Playful parties

It has been about four months since the last cuddle party was “held” in Madison. But on April 18, Cuddle Party facilitator Will Machay will be making another attempt at getting the social event to catch on with the college crowd.

According to the official Cuddle Party Web site, cuddle parties are designed for adults to explore communication, boundaries and affection. The idea was conceived in February 2004 by Reid Mihalko and Marcia Baczynski to bring clean, safe and welcomed affection to the world.

Machay described cuddle parties as basically a workshop about communication, boundaries and touch. He said typically 20 or so people will be in attendance.

Machay points out that participation is not required to interact with anyone and that it is a non-sexual event. Clothes are on the whole time, participants don’t have to touch anyone and are not required to do anything at all.

Machay first learned about the parties after seeing a story that the magazine Life and Style had done on the phenomenon. Machay became hooked on the idea of an organized get-together with people being able to touch and communicate. Coincidentally, in July 2004 a couple who had attended one of the first cuddle parties in New York City began to host them in Columbus, Ohio, where he lived at the time. Shortly thereafter, though, Machay moved to Wisconsin and was forced to travel all the way to Michigan to attend the events.

“I found myself basically so far away and it being inconvenient to go to a cuddle party,” Mackay said. “Then I decided, why don’t I get the training and start hosting (cuddle parties in Madison)?”

In the summer of 2007, Machay traveled to Seattle for the three-day event to gather the foundation of facilitation. It was a wonderful time, Machay said, adding that it was a good exploration of one’s self. Machay then had a six-month period in which he had to host three cuddle parties and write reports on the experiences. After that period, Machay finally got certified to run cuddle parties in early 2008.

It lasts about four hours and goes through a few phases.

“In the beginning, when people start arriving, they are directed to private changing areas where they change into pajamas,” Machay said. “From there we go through the welcome circle, which sets the tone for the event.”

Machay said the circle is a chance for people to get to know everyone in attendance and for the facilitators to go over the rules of the party. Facilitators will also talk about what it means, for instance, to communicate clearly to each other, challenging assumptions, exploring how people make assumptions and discussing ways to take care of yourself so you are clear to other people what your intentions are.
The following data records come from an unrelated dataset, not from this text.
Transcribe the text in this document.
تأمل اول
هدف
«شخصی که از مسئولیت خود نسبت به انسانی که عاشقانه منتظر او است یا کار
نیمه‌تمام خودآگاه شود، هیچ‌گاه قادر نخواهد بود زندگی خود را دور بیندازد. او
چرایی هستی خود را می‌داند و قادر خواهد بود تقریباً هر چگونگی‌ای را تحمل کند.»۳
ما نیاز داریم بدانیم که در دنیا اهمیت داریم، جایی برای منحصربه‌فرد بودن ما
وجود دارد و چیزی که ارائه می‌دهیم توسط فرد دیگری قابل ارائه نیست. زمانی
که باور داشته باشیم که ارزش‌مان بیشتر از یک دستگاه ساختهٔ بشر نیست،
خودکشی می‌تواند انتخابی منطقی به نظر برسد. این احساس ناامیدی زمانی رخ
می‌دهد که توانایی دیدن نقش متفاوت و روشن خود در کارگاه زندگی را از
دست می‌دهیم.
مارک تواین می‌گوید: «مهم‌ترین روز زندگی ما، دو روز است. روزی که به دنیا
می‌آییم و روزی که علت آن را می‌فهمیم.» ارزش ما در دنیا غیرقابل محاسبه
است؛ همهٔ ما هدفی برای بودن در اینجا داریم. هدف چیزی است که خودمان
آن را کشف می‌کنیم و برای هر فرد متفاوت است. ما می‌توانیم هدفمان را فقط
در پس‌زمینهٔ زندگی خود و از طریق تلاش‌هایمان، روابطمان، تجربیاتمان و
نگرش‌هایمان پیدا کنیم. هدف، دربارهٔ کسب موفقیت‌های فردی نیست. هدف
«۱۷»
“It is there to teach people how to communicate with each other,” Machay said. “It lets everyone get the feel for how it operates.”

Ice-breaking exercises follow and get people interacting with each other, Machay said. Then, toward the end of the circle time, a cow-tipping exercise is done in which attendees pretend they are cows and, like cows do when in pasture, come together and bump up on each other and tip over onto their side.

“It gets everyone into a massive cuddling arrangement on the floor,” Machay said. “We effectively get everyone to cuddle on a temporary basis at that point, and then the open cuddling part of the event, which lasts two and a half hours, begins.”

According to the Web site, this is the time for participants to ask for what they want, say yes and no to requests and invitations, and cuddle according to their desires and comfort. Machay said those who do participate, if wanting to touch someone, specifically ask him or her if they can touch a certain body part, to which he or she responds yes or no.

The Web site says some participants cuddle in groups, others one-on-one, while some like to talk and not cuddle for a time, or not at all. Cuddling can mean feet against feet, full-body hugs, head-rubs, spooning – it is up to the individuals. Configurations and positions shift significantly throughout the event.

Machay then said the last 20 minutes are devoted to the puppy pile, where participants pile on each other like puppies do when they sleep. Then to finish the session off, there is a closing circle in which all participants discuss what they felt about the event, any observations made, any funny memories and then a few words about how they are all feeling and what they expect as they leave.

There are many reasons people attend the events, Machay said, adding that the most popular reason is simply because people don’t get enough touch. Some people come to learn new skills for communicating clearly and confidently, some want to practice holding boundaries, and others even want to overcome massive social anxieties. Machay said he also sees people who just give on a regular basis but are free to receive instead of being givers when they attend the parties.

“It comes down to comfort,” Machay said. “The whole point is to be comfortable and relaxed and feeling like you did when you were little kids, and going back to innocent days when you were a little more carefree and relaxed.”